On Wed, January 7, 2015 9:59 am, Neil R. Ormos wrote:
> jay at m5.chicago.il.us wrote:
>> Brian Sobolak wrote:
>>> - nano, because it only has like 8 commands
>>> - rsync, for backups
>>> - docbook (thanks Jim!) for writing in text and then deciding later
>>> which format I want to push it into.
>> I never heard of docbook.  Apparently I have missed too many meetings
>> this past year.  How does it differ from, e.g., TeX?
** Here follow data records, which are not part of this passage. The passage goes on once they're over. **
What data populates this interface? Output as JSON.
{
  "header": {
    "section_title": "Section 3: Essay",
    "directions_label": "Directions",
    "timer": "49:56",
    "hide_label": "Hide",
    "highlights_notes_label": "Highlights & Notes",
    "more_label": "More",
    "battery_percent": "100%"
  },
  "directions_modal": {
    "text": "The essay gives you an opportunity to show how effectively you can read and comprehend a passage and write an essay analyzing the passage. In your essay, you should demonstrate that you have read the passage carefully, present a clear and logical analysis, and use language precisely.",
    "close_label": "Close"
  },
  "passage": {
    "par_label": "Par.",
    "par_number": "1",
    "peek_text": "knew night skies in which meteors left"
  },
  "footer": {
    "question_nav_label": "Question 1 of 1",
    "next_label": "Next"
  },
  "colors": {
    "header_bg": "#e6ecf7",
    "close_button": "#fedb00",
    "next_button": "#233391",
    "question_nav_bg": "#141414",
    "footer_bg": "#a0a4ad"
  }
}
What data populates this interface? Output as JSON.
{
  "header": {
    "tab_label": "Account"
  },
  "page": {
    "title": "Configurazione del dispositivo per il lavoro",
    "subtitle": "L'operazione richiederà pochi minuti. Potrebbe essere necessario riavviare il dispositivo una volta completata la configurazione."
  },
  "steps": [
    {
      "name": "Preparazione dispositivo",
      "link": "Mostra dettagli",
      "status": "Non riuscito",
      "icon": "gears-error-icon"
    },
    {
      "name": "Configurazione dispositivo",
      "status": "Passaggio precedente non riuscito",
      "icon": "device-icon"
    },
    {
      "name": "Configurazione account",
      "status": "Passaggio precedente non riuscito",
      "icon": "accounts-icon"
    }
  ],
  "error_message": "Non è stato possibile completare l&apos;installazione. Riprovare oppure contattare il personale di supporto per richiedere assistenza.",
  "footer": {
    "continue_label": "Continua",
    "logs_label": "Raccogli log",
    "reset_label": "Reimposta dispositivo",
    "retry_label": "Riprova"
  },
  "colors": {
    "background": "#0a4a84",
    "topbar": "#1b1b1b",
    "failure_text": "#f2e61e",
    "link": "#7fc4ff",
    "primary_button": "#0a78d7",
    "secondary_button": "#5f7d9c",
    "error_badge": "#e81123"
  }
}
> Docbook is an XML-based (or for older versions,
> SGML-based) markup language that is intended to
> allow an author to write and mark-up a document
> "once" without committing to a particular
> end-product output format.  The Docbook document
> can be processed to produce useful output in a number
> of other formats, with organization and
> structure appropriate to such formats, by means of
> stylesheet transformations (XSLT) or other
> converters. Output formats include single-page and
> "chunked" html, LaTeX, Unix man pages, and
> Texinfo.

Of course this dummy typed docbook when that was not at all what I meant. 
I use docutils, in particular the restructured text feature to generate
reasonable html from plain text that isn't too different from how I write

And Jay -- it does have a LaTex output option.